Kontestasi dan kontradiksi itu mengantarkan saya dan Kevin pada rangkaian ibadah indah oleh pendeta, presbiter yang melayani penuh kasih, Yoan sebagai pemandu lagu dan Om Irving sebagai pengiring ibadah. Di tiga hari sebelumnya, saya duduk bersama pendeta, presbiter, orang-tua dan pelayan ibadah, Pak Pendeta Teddy, Om Landy, dan Tante Hanny dengan penuh kasih mengantar ibadah agar sejalan dengan keinginan kami, dalam waktu yang singkat. Dengan menepikan rasa marah dan gerutu pada pihak-pihak yang menurut saya abai, justru krisis tadi berbelok menjadi proses kesadaran yang hangat. Kesadaran bahwa Tuhan itu berdiam pada tiap-tiap orang, bukan bangunan. Bahwa belas kasihan, kasih karunia, doa, tuan dan layan, atau semua kata-kata itu tidak terpisah dari marah dan gerutu. Ia satu, tidak memilih satu dan lainnya, tapi melewati semuanya. Paradoks yang dijalani inilah, yang kemudian membuat saya menangis di tanggal 31 Oktober 2020. Muncul Linda pun, di saat-saat terakhir, membantu segala sesuatu persiapannya H-7, di sela-sela kesibukannya mengurus visa, proposal penelitian, dan urusan studi lanjutnya. Entah apa jadinya, jika Linda saat itu tidak ada. Saat Yoan menyanyikan tiap lagu, dari Here, There, and Everywhere, Bila Kulihat Bintang Gemerlapan, Tenanglah Kini Hatiku, sampai Tinggal Sertaku – saya merasa bahwa marah dan gerutu (atau bahkan krisis keimanan) tadi mengakselerasi rasa hangat dan penuh, yang sudah saya coba urai tapi tidak bisa-bisa dalam kata-kata. Mungkin rasanya seperti pengalaman membaca penggalan dalam buku Porter Taylor dalam From Anger to Zion: An Alphabeth of Faith, “I have called you friends because I want you to enjoy this gift of life. I want you to laugh and play and discover who I am in the midst of you.” Tentang gereja, iman, dan perlawanan, Tuhan bawa saya untuk tertawa, bermain sedikit dengan kehidupan, dan menemukan-Nya dalam proses orang-orang yang saya sayang betul dengan segala usahanya – membantu saya dan Kevin hingga 31 Oktober 2020. Mungkin segala konseptual itu, layaknya filsafat, karya seni, sastra, musik, yang tidak memiliki survival value, tapi justru memberikan value untuk bertahan. Untuk teman-teman terkasih yang membuat saya kembali percaya, kembali beriman pada sesuatu yang jauh lebih di luar nalar saya, terima kasih, Tuhan bekerja lewat kalian nggak kira-kira.

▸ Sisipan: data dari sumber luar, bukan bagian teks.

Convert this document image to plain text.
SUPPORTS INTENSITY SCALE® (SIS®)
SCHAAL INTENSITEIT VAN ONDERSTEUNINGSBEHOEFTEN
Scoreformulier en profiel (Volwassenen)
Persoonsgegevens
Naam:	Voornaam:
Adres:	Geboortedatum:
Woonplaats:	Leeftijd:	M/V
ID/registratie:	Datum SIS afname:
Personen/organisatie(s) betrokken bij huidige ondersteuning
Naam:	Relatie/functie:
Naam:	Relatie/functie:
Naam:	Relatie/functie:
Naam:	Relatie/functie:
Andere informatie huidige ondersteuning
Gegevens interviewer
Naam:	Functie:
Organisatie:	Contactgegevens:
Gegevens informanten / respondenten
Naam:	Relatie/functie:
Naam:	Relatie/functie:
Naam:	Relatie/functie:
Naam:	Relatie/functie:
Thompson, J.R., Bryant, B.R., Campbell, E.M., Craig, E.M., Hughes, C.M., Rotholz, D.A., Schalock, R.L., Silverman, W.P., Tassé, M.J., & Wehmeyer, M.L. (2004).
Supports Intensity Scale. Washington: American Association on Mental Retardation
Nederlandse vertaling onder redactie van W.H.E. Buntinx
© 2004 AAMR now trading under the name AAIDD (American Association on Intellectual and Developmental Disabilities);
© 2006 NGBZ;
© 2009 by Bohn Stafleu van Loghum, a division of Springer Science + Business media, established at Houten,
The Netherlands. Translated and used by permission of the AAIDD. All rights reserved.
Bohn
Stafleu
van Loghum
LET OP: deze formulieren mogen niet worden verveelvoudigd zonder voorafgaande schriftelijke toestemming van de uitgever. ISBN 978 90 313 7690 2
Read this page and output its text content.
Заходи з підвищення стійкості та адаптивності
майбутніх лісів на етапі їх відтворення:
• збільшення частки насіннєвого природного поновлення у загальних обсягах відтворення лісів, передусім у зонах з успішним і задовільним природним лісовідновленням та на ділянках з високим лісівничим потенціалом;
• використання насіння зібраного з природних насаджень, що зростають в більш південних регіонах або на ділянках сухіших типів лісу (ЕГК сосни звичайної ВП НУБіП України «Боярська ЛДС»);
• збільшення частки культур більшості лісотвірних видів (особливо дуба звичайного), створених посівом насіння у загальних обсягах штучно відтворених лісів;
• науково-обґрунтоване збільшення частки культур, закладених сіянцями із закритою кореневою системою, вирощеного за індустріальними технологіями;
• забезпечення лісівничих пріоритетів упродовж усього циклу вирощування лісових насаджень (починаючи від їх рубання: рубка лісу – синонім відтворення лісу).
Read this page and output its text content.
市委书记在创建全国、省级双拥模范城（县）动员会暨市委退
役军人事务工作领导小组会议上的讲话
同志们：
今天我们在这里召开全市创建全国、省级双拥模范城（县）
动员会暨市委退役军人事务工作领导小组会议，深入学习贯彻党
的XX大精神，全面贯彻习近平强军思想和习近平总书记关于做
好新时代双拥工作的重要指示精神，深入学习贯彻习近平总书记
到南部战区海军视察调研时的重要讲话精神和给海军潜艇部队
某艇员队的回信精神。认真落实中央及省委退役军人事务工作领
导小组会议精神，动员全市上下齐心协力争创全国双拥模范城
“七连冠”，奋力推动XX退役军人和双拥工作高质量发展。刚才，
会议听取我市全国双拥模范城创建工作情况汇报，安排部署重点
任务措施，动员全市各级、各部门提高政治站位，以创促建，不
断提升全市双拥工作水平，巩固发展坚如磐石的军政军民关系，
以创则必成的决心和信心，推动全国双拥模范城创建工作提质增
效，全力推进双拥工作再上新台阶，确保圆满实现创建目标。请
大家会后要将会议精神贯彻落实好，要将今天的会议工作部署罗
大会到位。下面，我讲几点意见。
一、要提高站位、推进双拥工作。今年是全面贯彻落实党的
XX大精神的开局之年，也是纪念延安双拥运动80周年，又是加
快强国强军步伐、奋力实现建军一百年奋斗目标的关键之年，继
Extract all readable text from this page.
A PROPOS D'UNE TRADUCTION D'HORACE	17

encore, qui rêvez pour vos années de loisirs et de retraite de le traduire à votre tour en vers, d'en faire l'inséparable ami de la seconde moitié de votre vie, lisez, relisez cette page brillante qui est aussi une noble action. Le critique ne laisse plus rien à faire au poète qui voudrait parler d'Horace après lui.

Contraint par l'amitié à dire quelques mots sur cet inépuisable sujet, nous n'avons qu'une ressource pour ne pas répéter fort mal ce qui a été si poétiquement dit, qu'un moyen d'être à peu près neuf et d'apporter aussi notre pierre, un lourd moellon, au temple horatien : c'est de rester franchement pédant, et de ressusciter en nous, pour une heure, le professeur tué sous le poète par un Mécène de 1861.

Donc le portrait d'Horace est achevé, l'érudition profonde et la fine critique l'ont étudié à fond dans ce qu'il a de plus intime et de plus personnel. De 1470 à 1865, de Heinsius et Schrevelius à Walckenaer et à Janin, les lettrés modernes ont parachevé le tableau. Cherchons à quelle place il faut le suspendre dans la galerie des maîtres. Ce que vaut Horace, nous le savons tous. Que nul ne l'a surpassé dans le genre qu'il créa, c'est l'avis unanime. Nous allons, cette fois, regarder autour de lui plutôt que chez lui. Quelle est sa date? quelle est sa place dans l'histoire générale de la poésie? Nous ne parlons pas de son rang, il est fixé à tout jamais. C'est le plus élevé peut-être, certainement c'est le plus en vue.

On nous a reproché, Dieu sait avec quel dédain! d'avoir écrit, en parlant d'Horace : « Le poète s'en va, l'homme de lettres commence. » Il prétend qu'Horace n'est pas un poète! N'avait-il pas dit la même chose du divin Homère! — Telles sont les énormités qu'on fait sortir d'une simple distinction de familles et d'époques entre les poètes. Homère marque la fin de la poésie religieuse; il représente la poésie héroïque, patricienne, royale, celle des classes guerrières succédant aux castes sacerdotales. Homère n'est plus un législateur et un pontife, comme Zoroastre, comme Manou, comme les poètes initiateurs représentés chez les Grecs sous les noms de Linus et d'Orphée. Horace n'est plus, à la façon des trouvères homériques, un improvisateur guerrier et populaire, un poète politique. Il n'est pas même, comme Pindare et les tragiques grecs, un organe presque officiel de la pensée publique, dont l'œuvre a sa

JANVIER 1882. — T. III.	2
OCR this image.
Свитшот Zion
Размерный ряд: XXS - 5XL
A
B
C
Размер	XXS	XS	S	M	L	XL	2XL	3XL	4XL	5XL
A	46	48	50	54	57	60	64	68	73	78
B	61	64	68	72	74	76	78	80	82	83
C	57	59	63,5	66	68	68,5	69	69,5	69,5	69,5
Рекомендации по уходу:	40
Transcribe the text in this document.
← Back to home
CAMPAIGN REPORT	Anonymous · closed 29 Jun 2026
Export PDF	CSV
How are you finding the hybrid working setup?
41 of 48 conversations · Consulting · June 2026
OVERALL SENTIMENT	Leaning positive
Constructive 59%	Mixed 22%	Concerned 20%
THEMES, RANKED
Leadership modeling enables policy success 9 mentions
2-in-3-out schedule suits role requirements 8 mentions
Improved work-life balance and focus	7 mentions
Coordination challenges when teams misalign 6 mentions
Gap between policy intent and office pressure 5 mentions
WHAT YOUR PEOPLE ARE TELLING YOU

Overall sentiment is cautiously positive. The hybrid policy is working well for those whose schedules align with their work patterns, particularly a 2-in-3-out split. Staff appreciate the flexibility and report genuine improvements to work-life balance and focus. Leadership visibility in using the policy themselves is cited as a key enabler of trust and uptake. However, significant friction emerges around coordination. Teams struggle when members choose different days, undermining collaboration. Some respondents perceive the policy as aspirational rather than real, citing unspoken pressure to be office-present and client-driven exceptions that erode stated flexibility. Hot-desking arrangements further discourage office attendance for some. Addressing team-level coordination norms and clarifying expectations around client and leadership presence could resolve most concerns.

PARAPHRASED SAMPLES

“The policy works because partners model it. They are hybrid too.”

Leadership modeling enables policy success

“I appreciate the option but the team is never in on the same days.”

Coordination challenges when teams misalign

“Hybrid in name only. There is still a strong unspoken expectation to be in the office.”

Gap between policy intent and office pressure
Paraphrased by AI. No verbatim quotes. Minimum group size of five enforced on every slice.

Mungkin buat saya, pernikahan adalah perlawanan kecil. Perlawanan untuk dilepaskan dari segala yang jahat dengan terus belajar sabar serta mengampuni yang abai, dan berserah pada kata-kata: “Semua indah pada waktu-Nya.” 

Itu saja, untuk kali ini, sampai pada yang berikutnya, yang pasti tentu ada.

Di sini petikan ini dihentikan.